Zoeken

Samenleving legt klimaatprobleem te makkelijk op bord overheid

Door Carina Wiekens en Martien Visser, Hanzehogeschool Groningen

De uitspraak van de rechter in de zaak Urgenda houdt de gemoederen volop bezig. Recent hebben ECN en het Planbureau Leefomgeving (PBL) een reeks maatregelen voorgesteld om 15 megaton CO2 te besparen zodat Nederland de gewenste 25% CO2-besparing in 2020 haalt. Vervolgens zijn binnen 24 uur alle door rekenmeesters ECN en PBL voorgestelde maatregelen door andere partijen neergesabeld. Zo gaat dat tegenwoordig. Of er een parlementaire meerderheid zal zijn om de voorgestelde maatregelen in te voeren is dus maar zeer de vraag. Hoe erg is dat?

Wat ons verbaast, is dat we als samenleving de CO2-problematiek zo gemakkelijk op het bordje van de overheid leggen. De CO2-emissies veroorzaken we immers als burgers zelf. Als we ons gedrag een beetje aanpassen, dan hebben we nieuwe regelgeving en de Tweede Kamer helemaal niet nodig.

Neem het voorstel om maximaal 100 kilometer per uur op de snelweg te gaan rijden en rekeningrijden in te voeren. Het doel is dat we dan energiezuiniger gaan rijden en ook vaker de fiets of het openbaar vervoer nemen. Waarom moet dit afgedwongen worden? Waarom beginnen we niet morgen? En waarom plakken we daar niet meteen een autoluwe zondag aan vast?
““Een huishouden dat goed op haar energieverbruik let, heeft maar 50% nodig van de energie van een minder oplettende soortgenoot””
Natuurlijk, een groot deel van de CO2-emissies veroorzaken we indirect, dat doen anderen. Maar die anderen doen dat omdat wij dat vragen. Neem bijvoorbeeld de kolencentrales, die dit jaar meer dan 30 megaton CO2 (!) zullen uitstoten, op een totaal van circa 170 megaton. In de analyse van PBL/ECN leidt vervanging van kolen door gas tot veruit de grootste bijdrage aan het behalen van het doel van 25% vermindering. Waarom kopen we nog elektriciteit van de bedrijven die deze centrales open houden? Is de elektriciteit van Eneco, dat geen kolencentrales heeft, werkelijk zoveel duurder? Overigens is onze elektriciteit overdag 10% schoner dan dezelfde elektriciteit in de nacht (zie pagina 48 van de hyperlink). Het is maar dat u het weet.

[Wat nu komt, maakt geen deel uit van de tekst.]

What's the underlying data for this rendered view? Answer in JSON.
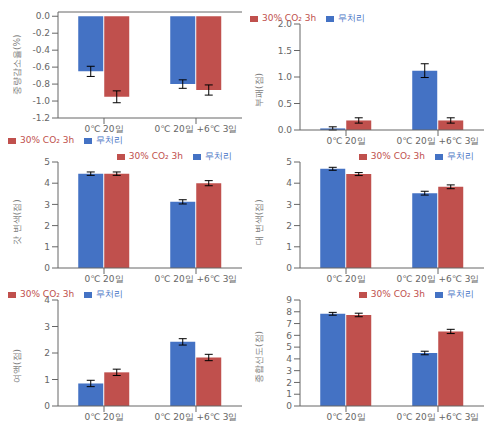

Zo zouden we ook ons verzet kunnen staken tegen windturbines en mestvergisters. In dit geval is de overheid trouwens al wel in actie gekomen, maar we houden het als burgers zelf tegen. Natuurlijk, er is soms serieuze overlast. Maar we nemen het klimaatprobleem toch ook serieus?

Uit ervaring en onderzoek bij Entrance en de Hanzehogeschool in Groningen blijkt telkens opnieuw dat ons gedrag een doorslaggevende invloed heeft op ons energieverbruik en onze CO2-emissie. Een huishouden dat goed op haar energieverbruik let, heeft maar 50% nodig van de energie van een minder oplettende soortgenoot. Dat geldt ook als sprake is van dezelfde, goed geïsoleerde huizen met identieke voorzieningen. Aan de woning isolatie of de technische installaties ligt dit verschil dus niet.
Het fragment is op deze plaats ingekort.